Maria Rita Soares, de 29 anos, filha de Abner David Soares, de 80 anos, “conta que, nos corredores do Cais (Jardim Novo Mundo), a informação é de que jovens têm preferência no encaminhamento para UTIs e, por ser idoso, o pai não teria conseguido a vaga”. Vejam que absurdo e que falta de humanidade! “Em uma única tarde – diz Maria Rita – pelo menos seis pessoas, que deram entrada na unidade depois do pai, já haviam sido encaminhadas, todas mais jovens”. Maria Rita, vivendo momentos de angústia e tensão ao ver a situação do pai se agravando a cada dia, lamenta: “Meu pai entrou aqui falando, agora está em coma” (Ib., p, 3).
Enfim, depois de tanta demora e tanto sofrimento, Abner foi transferido para o Hospital Geral de Goiânia (HGG), em estado grave. Desabafando, a filha de Abner diz: “Se ele continuasse fora da UTI, com certeza já poderia estar morto”. E ainda: “Acredito que se não tivéssemos corrido atrás do Ministério Público e falado com a imprensa, ele ainda estaria esperando, se já não tivesse morrido” (Ib., 29/06/12, p. 4).
No mesmo Cais, a família de Arcelina Dias Mesquita, de 78 anos, com pneumonia e enfisema pulmonar, aguardava há cinco dias uma vaga em UTI. Wallisson Brandão, de 32 anos, neto de Arcelina, afirma: “As vagas surgem, mas eles estão passando outras pessoas na frente. Três pessoas, que chegaram depois dela, já conseguiram vaga. Os próprios médicos dizem que os jovens têm preferência, porque os idosos demoram mais tempo para se recuperar”.
Depois que surgiu a notícia que havia uma vaga no Hospital Cidade Jardim, Arcelina chegou a ser levada, na noite do dia 27/6, àquele Hospital, mas, infelizmente, “o que parecia o fim de uma espera angustiante, transformou-se em mais um capítulo de desrespeito”. Ao chegar ao local, “a família (da idosa) foi informada de que o leito disponível não teria respirador, equipamento essencial para a paciente, que sofre enfisema pulmonar e apresenta quadro de pneumonia grave” (Ib.). Arcelina precisou voltar ao Cais e passar mais uma noite, esperando por vaga em UTI. Finalmente, só no início da tarde do dia seguinte, conseguiu uma vaga no mesmo hospital a que foi encaminhada na noite anterior.

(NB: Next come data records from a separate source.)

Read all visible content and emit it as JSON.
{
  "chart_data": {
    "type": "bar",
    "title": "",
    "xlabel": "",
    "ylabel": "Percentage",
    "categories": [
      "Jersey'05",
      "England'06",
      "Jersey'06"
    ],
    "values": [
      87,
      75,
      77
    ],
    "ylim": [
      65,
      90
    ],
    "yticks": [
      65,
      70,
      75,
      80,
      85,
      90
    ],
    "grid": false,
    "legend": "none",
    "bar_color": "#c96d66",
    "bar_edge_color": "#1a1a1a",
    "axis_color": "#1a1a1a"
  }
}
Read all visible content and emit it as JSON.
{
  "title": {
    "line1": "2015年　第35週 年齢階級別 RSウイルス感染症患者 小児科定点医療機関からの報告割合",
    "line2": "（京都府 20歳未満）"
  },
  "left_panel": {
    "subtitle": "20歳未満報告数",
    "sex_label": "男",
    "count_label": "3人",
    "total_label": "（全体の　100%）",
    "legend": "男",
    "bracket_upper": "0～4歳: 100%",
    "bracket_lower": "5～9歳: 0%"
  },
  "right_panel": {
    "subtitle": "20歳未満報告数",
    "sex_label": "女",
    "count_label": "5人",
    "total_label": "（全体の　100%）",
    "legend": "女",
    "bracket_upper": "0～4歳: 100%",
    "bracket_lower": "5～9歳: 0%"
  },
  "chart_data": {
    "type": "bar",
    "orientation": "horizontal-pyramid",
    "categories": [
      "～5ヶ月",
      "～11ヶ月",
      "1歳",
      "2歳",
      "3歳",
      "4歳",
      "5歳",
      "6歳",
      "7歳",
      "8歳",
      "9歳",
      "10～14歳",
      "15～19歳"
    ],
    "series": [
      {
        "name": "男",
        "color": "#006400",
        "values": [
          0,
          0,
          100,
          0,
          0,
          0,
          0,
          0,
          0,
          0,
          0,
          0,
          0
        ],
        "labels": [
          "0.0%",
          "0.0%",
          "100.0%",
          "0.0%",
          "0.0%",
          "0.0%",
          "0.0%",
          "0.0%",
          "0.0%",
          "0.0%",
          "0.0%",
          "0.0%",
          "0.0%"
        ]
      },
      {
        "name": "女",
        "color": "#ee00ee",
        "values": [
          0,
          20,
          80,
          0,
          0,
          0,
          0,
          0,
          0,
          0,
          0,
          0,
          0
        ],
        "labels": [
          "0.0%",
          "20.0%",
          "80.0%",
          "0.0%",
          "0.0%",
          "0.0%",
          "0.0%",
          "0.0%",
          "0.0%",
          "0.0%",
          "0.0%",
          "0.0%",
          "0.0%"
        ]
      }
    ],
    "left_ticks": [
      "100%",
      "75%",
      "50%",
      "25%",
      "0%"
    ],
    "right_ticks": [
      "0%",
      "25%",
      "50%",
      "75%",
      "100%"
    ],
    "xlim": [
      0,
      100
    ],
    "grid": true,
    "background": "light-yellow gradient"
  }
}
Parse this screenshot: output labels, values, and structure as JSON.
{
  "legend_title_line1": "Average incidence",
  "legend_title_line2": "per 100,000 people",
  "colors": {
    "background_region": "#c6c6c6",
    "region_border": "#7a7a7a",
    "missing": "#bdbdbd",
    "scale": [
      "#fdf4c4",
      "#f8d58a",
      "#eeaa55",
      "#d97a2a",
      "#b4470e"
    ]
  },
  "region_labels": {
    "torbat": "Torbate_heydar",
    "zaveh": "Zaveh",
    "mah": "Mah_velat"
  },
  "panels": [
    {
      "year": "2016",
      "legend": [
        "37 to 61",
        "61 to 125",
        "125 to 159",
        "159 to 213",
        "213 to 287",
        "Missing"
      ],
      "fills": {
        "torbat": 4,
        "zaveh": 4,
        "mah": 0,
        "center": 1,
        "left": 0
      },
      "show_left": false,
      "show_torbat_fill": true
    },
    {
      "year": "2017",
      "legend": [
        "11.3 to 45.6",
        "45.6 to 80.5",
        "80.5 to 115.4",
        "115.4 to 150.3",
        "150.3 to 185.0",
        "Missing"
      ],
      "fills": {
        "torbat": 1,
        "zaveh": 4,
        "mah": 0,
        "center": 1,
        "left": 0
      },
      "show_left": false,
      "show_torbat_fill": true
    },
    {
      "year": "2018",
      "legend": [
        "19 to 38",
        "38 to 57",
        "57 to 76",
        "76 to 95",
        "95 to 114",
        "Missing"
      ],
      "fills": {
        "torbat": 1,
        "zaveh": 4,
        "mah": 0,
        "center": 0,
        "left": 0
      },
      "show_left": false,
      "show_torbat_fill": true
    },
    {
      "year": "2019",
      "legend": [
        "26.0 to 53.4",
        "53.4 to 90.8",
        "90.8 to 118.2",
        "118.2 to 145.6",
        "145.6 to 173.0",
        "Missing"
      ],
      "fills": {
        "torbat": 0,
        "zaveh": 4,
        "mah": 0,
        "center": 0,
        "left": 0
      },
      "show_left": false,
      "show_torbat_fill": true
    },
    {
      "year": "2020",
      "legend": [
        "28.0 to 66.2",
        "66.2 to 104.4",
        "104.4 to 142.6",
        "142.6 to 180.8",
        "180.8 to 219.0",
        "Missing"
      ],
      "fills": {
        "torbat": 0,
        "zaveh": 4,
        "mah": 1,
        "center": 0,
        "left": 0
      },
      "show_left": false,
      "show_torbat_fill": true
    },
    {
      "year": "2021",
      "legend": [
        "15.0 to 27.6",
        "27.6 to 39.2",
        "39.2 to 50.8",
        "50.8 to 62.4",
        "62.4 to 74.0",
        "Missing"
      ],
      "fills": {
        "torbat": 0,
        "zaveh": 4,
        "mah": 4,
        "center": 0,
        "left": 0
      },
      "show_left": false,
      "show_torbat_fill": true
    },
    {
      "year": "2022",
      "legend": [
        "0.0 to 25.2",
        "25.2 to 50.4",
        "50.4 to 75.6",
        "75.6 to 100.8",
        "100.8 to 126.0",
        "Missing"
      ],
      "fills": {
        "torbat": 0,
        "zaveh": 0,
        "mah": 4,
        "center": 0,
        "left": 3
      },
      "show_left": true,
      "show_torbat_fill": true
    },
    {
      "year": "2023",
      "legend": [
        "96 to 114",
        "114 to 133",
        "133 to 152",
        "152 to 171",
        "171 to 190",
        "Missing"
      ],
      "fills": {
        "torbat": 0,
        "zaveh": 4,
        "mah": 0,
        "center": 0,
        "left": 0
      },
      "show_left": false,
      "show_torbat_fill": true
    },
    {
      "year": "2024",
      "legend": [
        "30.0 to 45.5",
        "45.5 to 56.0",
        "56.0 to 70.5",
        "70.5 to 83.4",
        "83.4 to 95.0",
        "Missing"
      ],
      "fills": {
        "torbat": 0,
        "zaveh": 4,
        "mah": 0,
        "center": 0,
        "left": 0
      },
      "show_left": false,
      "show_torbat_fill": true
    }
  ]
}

Não dá para acreditar! Parecem histórias de outro mundo. Diante do caos e de tudo o que está acontecendo na saúde pública, não podemos ficar calados. Seria omissão e conivência. Precisamos denunciar essa situação de pecado social (injustiça institucionalizada) e lutar para que o direito à saúde – que é o direito à vida – de todos(as) seja respeitado pelo poder público como prioridade absoluta.
Lembremos o tema e o lema da Campanha da Fraternidade deste ano de 2012: “Fraternidade e saúde pública. Que a saúde se difunda sobre a terra!” (Cf. Eclo, 38,8).
Frei Marcos Sassatelli, frade dominicano, doutor em Filosofia (USP) e em Teologia Moral (Assunção – SP), é professor de Filosofia da UFG (aposentado).